Thirty five NHS hospitals released the figures in response to a Freedom of Information Act request. The Telegraph reports:
They include 98 children aged between five and seven at the time of treatment and 99 aged eight or nine. Almost 400 were between the ages of 10 and 12, while more than 1,500 were aged 13 to 15.
The real numbers are even higher, as some hospitals refused to provide data, and others excluded children being treated for eating disorders as outpatients.
Susan Ringwood of the eating disorders charity B-eat said the new statistics are proof that young girls are internalizing images of size 0 models and celebrities. (A study released in April found that in the U.K. 82% of five to 13-year-olds with eating disorders are girls.) Ringwood said:
"Children are receiving very pernicious messages.
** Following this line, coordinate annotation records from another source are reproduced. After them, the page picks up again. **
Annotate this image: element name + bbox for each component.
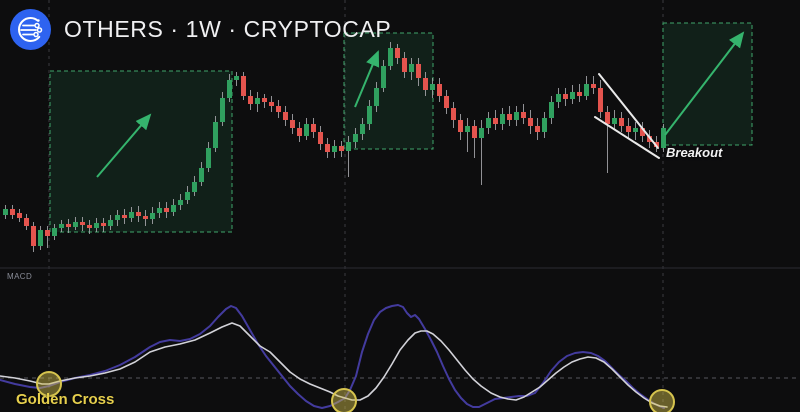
pattern-boxes [49, 22, 753, 233]
symbol-legend: OTHERS · 1W · CRYPTOCAP [10, 9, 391, 50]
trend-arrows [96, 31, 745, 178]
macd-indicator-label: MACD [7, 272, 33, 281]
candlestick-series [3, 42, 666, 252]
symbol-title[interactable]: OTHERS · 1W · CRYPTOCAP [64, 16, 392, 42]
breakout-label: Breakout [666, 145, 723, 160]
macd-signal-line [0, 322, 668, 408]
golden-cross-circles [36, 371, 675, 412]
vertical-gridlines [48, 0, 664, 412]
falling-wedge-trendlines [594, 73, 660, 159]
macd-line [0, 304, 665, 409]
golden-cross-label: Golden Cross [16, 391, 115, 408]
cryptocap-others-logo-icon [10, 9, 51, 50]
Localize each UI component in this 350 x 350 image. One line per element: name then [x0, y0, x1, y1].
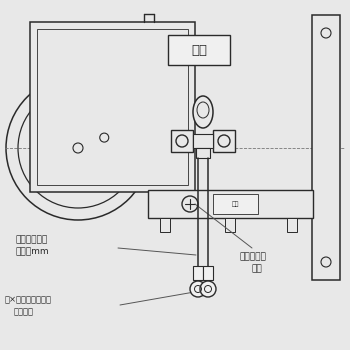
- Text: １３０mm: １３０mm: [15, 247, 49, 257]
- Bar: [37, 29, 188, 185]
- Bar: [213, 194, 258, 214]
- Bar: [30, 22, 195, 192]
- Bar: [168, 35, 230, 65]
- Text: Ｍ５: Ｍ５: [252, 265, 263, 273]
- Text: 接地: 接地: [231, 201, 239, 207]
- Bar: [287, 218, 297, 232]
- Ellipse shape: [193, 96, 213, 128]
- Bar: [196, 148, 210, 158]
- Bar: [213, 130, 235, 152]
- Text: 電源口出し線: 電源口出し線: [15, 236, 47, 245]
- Bar: [193, 266, 203, 280]
- Circle shape: [200, 281, 216, 297]
- Bar: [225, 218, 235, 232]
- Text: 圧着端子: 圧着端子: [14, 308, 34, 316]
- Circle shape: [190, 281, 206, 297]
- Bar: [203, 266, 213, 280]
- Circle shape: [6, 76, 150, 220]
- Bar: [160, 218, 170, 232]
- Bar: [148, 190, 313, 218]
- Text: アースネジ: アースネジ: [240, 252, 267, 261]
- Bar: [312, 15, 340, 280]
- Bar: [171, 130, 193, 152]
- Bar: [193, 134, 213, 148]
- Text: 銘板: 銘板: [191, 43, 207, 56]
- Text: ２×ＴＭＥＶ２－４: ２×ＴＭＥＶ２－４: [5, 295, 52, 304]
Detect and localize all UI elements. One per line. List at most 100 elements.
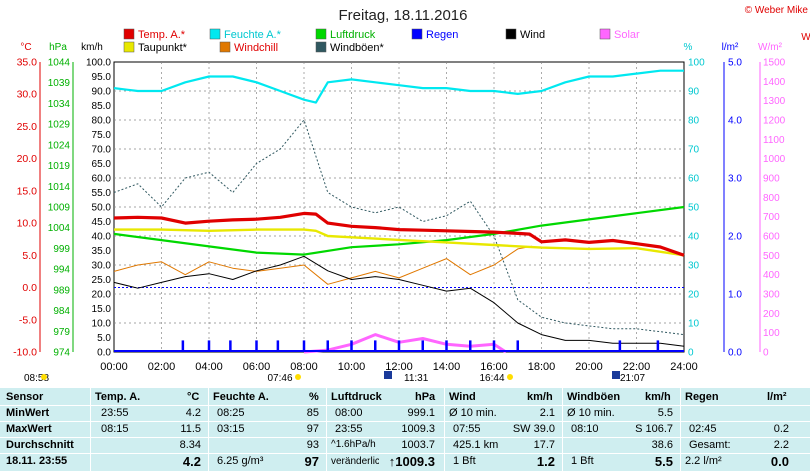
wind-tick-label: 30.0 [92,261,112,272]
gust-max-value: S 106.7 [635,423,673,435]
wind-tick-label: 65.0 [92,159,112,170]
sun-moon-time: 08:58 [24,373,49,384]
x-tick-label: 20:00 [575,361,603,373]
temp-tick-label: 30.0 [17,89,38,101]
solar-tick-label: 300 [763,290,780,301]
legend-swatch [219,41,231,53]
temp-tick-label: 10.0 [17,218,38,230]
axis-unit-label: km/h [81,42,103,53]
pressure-tick-label: 979 [53,327,70,338]
rain-tick-label: 2.0 [728,232,742,243]
gust-current-value: 5.5 [654,454,673,469]
x-tick-label: 00:00 [100,361,128,373]
rain-total-value: 2.2 [773,439,789,451]
grid [114,62,684,352]
press-current-value: ↑1009.3 [388,454,435,469]
hdr-wind: Wind [449,391,476,403]
x-tick-label: 12:00 [385,361,413,373]
sun-icon [295,374,301,380]
legend-swatch [315,28,327,40]
press-max-value: 1009.3 [401,423,435,435]
rain-tick-label: 0.0 [728,348,742,359]
hum-min-time: 08:25 [217,407,245,419]
pressure-tick-label: 999 [53,244,70,255]
legend-label: Taupunkt* [138,42,188,54]
hdr-wind-unit: km/h [527,391,553,403]
temp-min-value: 4.2 [185,407,201,419]
rain-tick-label: 3.0 [728,174,742,185]
row-label-min: MinWert [6,407,50,419]
axis-unit-label: W/m² [758,42,783,53]
solar-tick-label: 500 [763,251,780,262]
humidity-tick-label: 40 [688,232,700,243]
hdr-pressure-unit: hPa [415,391,436,403]
wind-tick-label: 60.0 [92,174,112,185]
row-label-avg: Durchschnitt [6,439,74,451]
legend-label: Luftdruck [330,29,376,41]
wind-tick-label: 50.0 [92,203,112,214]
pressure-tick-label: 1009 [48,203,71,214]
humidity-tick-label: 70 [688,145,700,156]
wind-tick-label: 45.0 [92,217,112,228]
pressure-tick-label: 984 [53,306,70,317]
humidity-tick-label: 20 [688,290,700,301]
humidity-tick-label: 60 [688,174,700,185]
sun-icon [507,374,513,380]
hum-max-time: 03:15 [217,423,245,435]
series-line-luftdruck [113,205,685,256]
copyright-label: © Weber Mike [745,5,809,16]
hum-abs-value: 6.25 g/m³ [217,455,264,467]
series-lines [113,69,685,354]
temp-tick-label: 35.0 [17,57,38,69]
axis-unit-label: °C [20,42,31,53]
sun-moon-time: 16:44 [479,373,504,384]
pressure-tick-label: 1019 [48,161,71,172]
humidity-tick-label: 100 [688,58,705,69]
press-min-value: 999.1 [407,407,435,419]
wind-tick-label: 10.0 [92,319,112,330]
hum-min-value: 85 [306,407,319,419]
temp-tick-label: -5.0 [19,314,37,326]
humidity-tick-label: 80 [688,116,700,127]
axis-units: °C hPa km/h% l/m² W/m² W [20,32,810,53]
legend-swatch [209,28,221,40]
temp-current-value: 4.2 [182,454,201,469]
series-line-windb-en [113,119,685,336]
wind-tick-label: 85.0 [92,101,112,112]
legend-label: Temp. A.* [138,29,186,41]
solar-tick-label: 1200 [763,116,786,127]
pressure-tick-label: 989 [53,285,70,296]
solar-tick-label: 1100 [763,135,785,146]
rain-tick-label: 4.0 [728,116,742,127]
press-max-time: 23:55 [335,423,363,435]
wind-tick-label: 95.0 [92,72,112,83]
temp-tick-label: -10.0 [13,347,37,359]
wind-tick-label: 0.0 [97,348,111,359]
rain-tick-label: 5.0 [728,58,742,69]
humidity-tick-label: 10 [688,319,700,330]
weather-chart: Freitag, 18.11.2016 © Weber Mike Temp. A… [13,5,810,384]
wind-tick-label: 55.0 [92,188,112,199]
wind-tick-label: 15.0 [92,304,112,315]
wind-tick-label: 80.0 [92,116,112,127]
press-tendency: veränderlich [331,456,379,467]
legend-swatch [411,28,423,40]
wind-bft: 1 Bft [453,455,476,467]
solar-tick-label: 1500 [763,58,786,69]
wind-tick-label: 75.0 [92,130,112,141]
rain-max-value: 0.2 [773,423,789,435]
gust-avg-value: 38.6 [651,439,673,451]
chart-title: Freitag, 18.11.2016 [339,7,468,24]
axis-unit-label: l/m² [722,42,739,53]
x-tick-label: 16:00 [480,361,508,373]
legend-swatch [505,28,517,40]
solar-tick-label: 400 [763,270,780,281]
temp-min-time: 23:55 [101,407,129,419]
wind-tick-label: 35.0 [92,246,112,257]
solar-tick-label: 1000 [763,154,786,165]
humidity-tick-label: 90 [688,87,700,98]
row-label-max: MaxWert [6,423,52,435]
sun-icon [41,374,47,380]
wind-tick-label: 20.0 [92,290,112,301]
hdr-temp-unit: °C [187,391,200,403]
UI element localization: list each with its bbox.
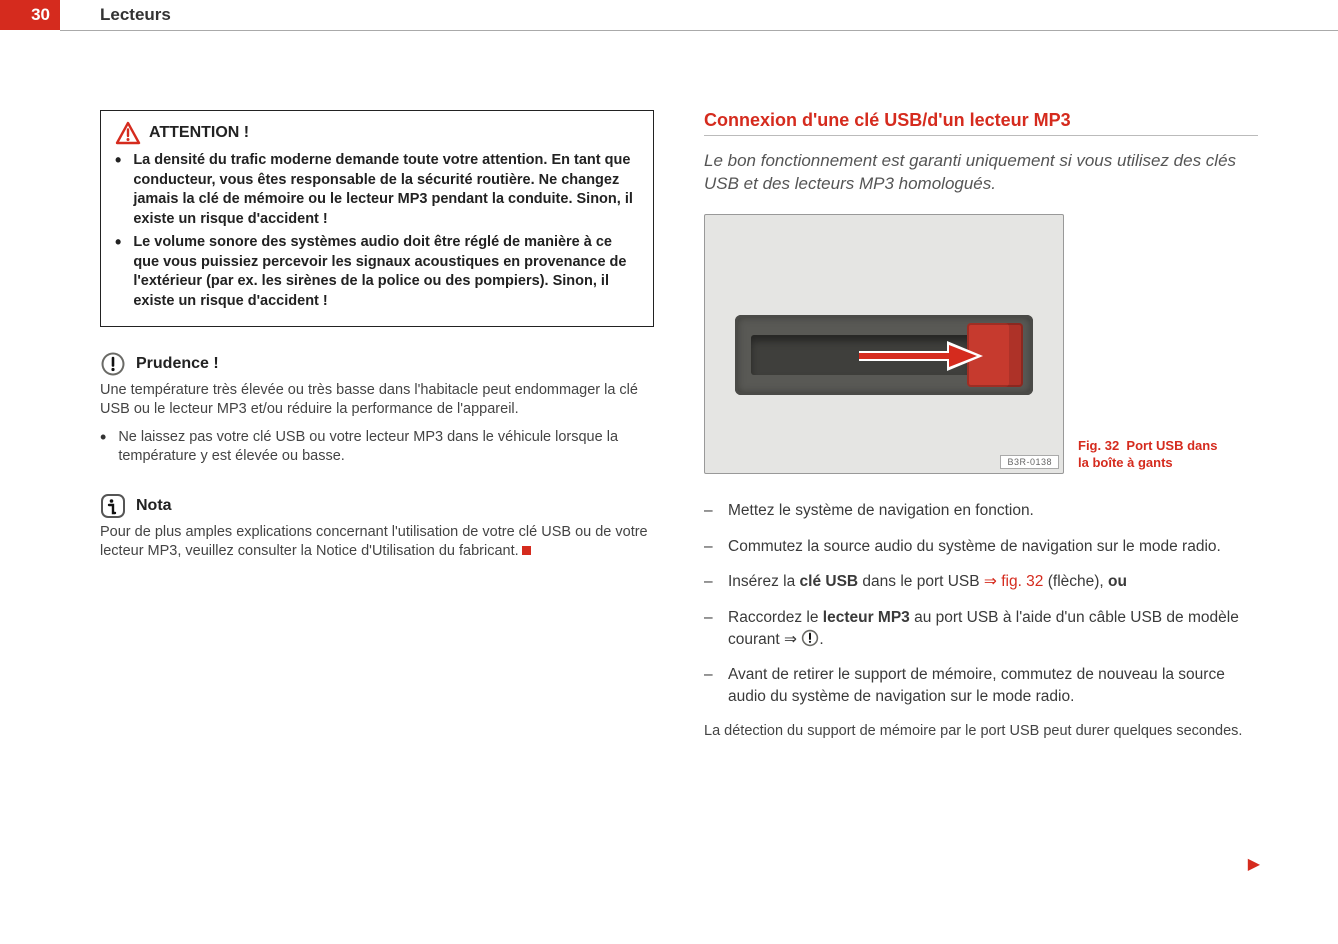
dash-icon: –: [704, 664, 716, 707]
figure-code: B3R-0138: [1000, 455, 1059, 469]
bullet-dot-icon: •: [100, 428, 106, 467]
step-text: Commutez la source audio du système de n…: [728, 536, 1221, 558]
step-text: Mettez le système de navigation en fonct…: [728, 500, 1034, 522]
dash-icon: –: [704, 571, 716, 593]
usb-slot-inner: [751, 335, 971, 375]
nota-heading: Nota: [100, 493, 654, 519]
nota-label: Nota: [136, 497, 172, 515]
warning-triangle-icon: [115, 121, 141, 145]
step-fragment: Insérez la: [728, 573, 800, 590]
step-item: – Insérez la clé USB dans le port USB ⇒ …: [704, 571, 1258, 593]
footer-note: La détection du support de mémoire par l…: [704, 722, 1258, 742]
attention-bullet-text: La densité du trafic moderne demande tou…: [133, 151, 639, 229]
prudence-bullet: • Ne laissez pas votre clé USB ou votre …: [100, 428, 654, 467]
step-item: – Commutez la source audio du système de…: [704, 536, 1258, 558]
info-icon: [100, 493, 126, 519]
attention-heading: ATTENTION !: [115, 121, 639, 145]
right-column: Connexion d'une clé USB/d'un lecteur MP3…: [704, 110, 1258, 741]
dash-icon: –: [704, 536, 716, 558]
step-bold: clé USB: [800, 573, 859, 590]
nota-text-content: Pour de plus amples explications concern…: [100, 524, 648, 560]
header-rule: [60, 30, 1338, 31]
nota-block: Nota Pour de plus amples explications co…: [100, 493, 654, 562]
figure-wrap: B3R-0138 Fig. 32 Port USB dans la boîte …: [704, 214, 1258, 474]
caution-circle-icon: [100, 351, 126, 377]
end-of-section-icon: [522, 546, 531, 555]
subsection-intro: Le bon fonctionnement est garanti unique…: [704, 150, 1258, 196]
step-bold: lecteur MP3: [823, 609, 910, 626]
continue-marker-icon: ▶: [1248, 854, 1260, 874]
prudence-intro: Une température très élevée ou très bass…: [100, 381, 654, 420]
attention-label: ATTENTION !: [149, 124, 249, 142]
figure-caption: Fig. 32 Port USB dans la boîte à gants: [1078, 438, 1228, 474]
bullet-dot-icon: •: [115, 151, 121, 229]
attention-bullet: • Le volume sonore des systèmes audio do…: [115, 233, 639, 311]
step-bold: ou: [1108, 573, 1127, 590]
usb-slot-cap: [967, 323, 1023, 387]
dash-icon: –: [704, 607, 716, 650]
page-number: 30: [0, 0, 60, 30]
step-fragment: dans le port USB: [858, 573, 984, 590]
usb-slot-body: [735, 315, 1033, 395]
subsection-heading: Connexion d'une clé USB/d'un lecteur MP3: [704, 110, 1258, 136]
figure-ref: Fig. 32: [1078, 438, 1119, 453]
step-item: – Raccordez le lecteur MP3 au port USB à…: [704, 607, 1258, 650]
step-list: – Mettez le système de navigation en fon…: [704, 500, 1258, 708]
step-fragment: Raccordez le: [728, 609, 823, 626]
section-title: Lecteurs: [60, 0, 171, 30]
prudence-label: Prudence !: [136, 355, 219, 373]
step-fragment: (flèche),: [1043, 573, 1108, 590]
step-item: – Avant de retirer le support de mémoire…: [704, 664, 1258, 707]
nota-text: Pour de plus amples explications concern…: [100, 523, 654, 562]
step-text: Insérez la clé USB dans le port USB ⇒ fi…: [728, 571, 1127, 593]
prudence-block: Prudence ! Une température très élevée o…: [100, 351, 654, 467]
step-text: Raccordez le lecteur MP3 au port USB à l…: [728, 607, 1258, 650]
caution-circle-icon: [801, 629, 819, 647]
attention-box: ATTENTION ! • La densité du trafic moder…: [100, 110, 654, 327]
bullet-dot-icon: •: [115, 233, 121, 311]
left-column: ATTENTION ! • La densité du trafic moder…: [100, 110, 654, 741]
step-item: – Mettez le système de navigation en fon…: [704, 500, 1258, 522]
prudence-bullet-text: Ne laissez pas votre clé USB ou votre le…: [118, 428, 654, 467]
prudence-heading: Prudence !: [100, 351, 654, 377]
figure-crossref: ⇒ fig. 32: [984, 573, 1044, 590]
content-columns: ATTENTION ! • La densité du trafic moder…: [0, 30, 1338, 741]
step-text: Avant de retirer le support de mémoire, …: [728, 664, 1258, 707]
page-header: 30 Lecteurs: [0, 0, 1338, 30]
attention-bullet: • La densité du trafic moderne demande t…: [115, 151, 639, 229]
figure-usb-port: B3R-0138: [704, 214, 1064, 474]
attention-bullet-text: Le volume sonore des systèmes audio doit…: [133, 233, 639, 311]
step-fragment: .: [819, 631, 823, 648]
dash-icon: –: [704, 500, 716, 522]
The ideal figure promoted for women these days is that of a girl, not an adult women. Girls see the pictures in magazines of extremely thin women and think that is how they should be. That can leave them fearful of puberty, and almost trying to stave it off."
However, representatives from Great Ormond Street Hospital said these claims are exaggerated. Dr Rachel Bryant-Waugh, Head of the Eating and Feeding Disorders Service at the hospital, told the BBC that she doesn't believe the media is pushing more children to develop eating disorders:
"We believe much of the coverage today regarding children and eating disorders is misleading. Models and other society influences are, in our experience, rarely a contributory factor to the development of eating and weight difficulties in young children."
Perhaps children aren't specifically citing distorted Ralph Lauren ads in their reasons for developing issues with food, but it's hard to imagine that there's no connection between an increase in the number of children with eating disorders and society's emphasis on thinness. Certainly, these are complex diseases that are caused by a variety of biological and psychological factors. However, it's also misleading to suggest that the increasing demonization of fat in our culture, from talk of how fast celebrities shed baby weight to fat people being kicked off airplanes, doesn't send kids a message that contributes to unhealthy attitudes about their bodies.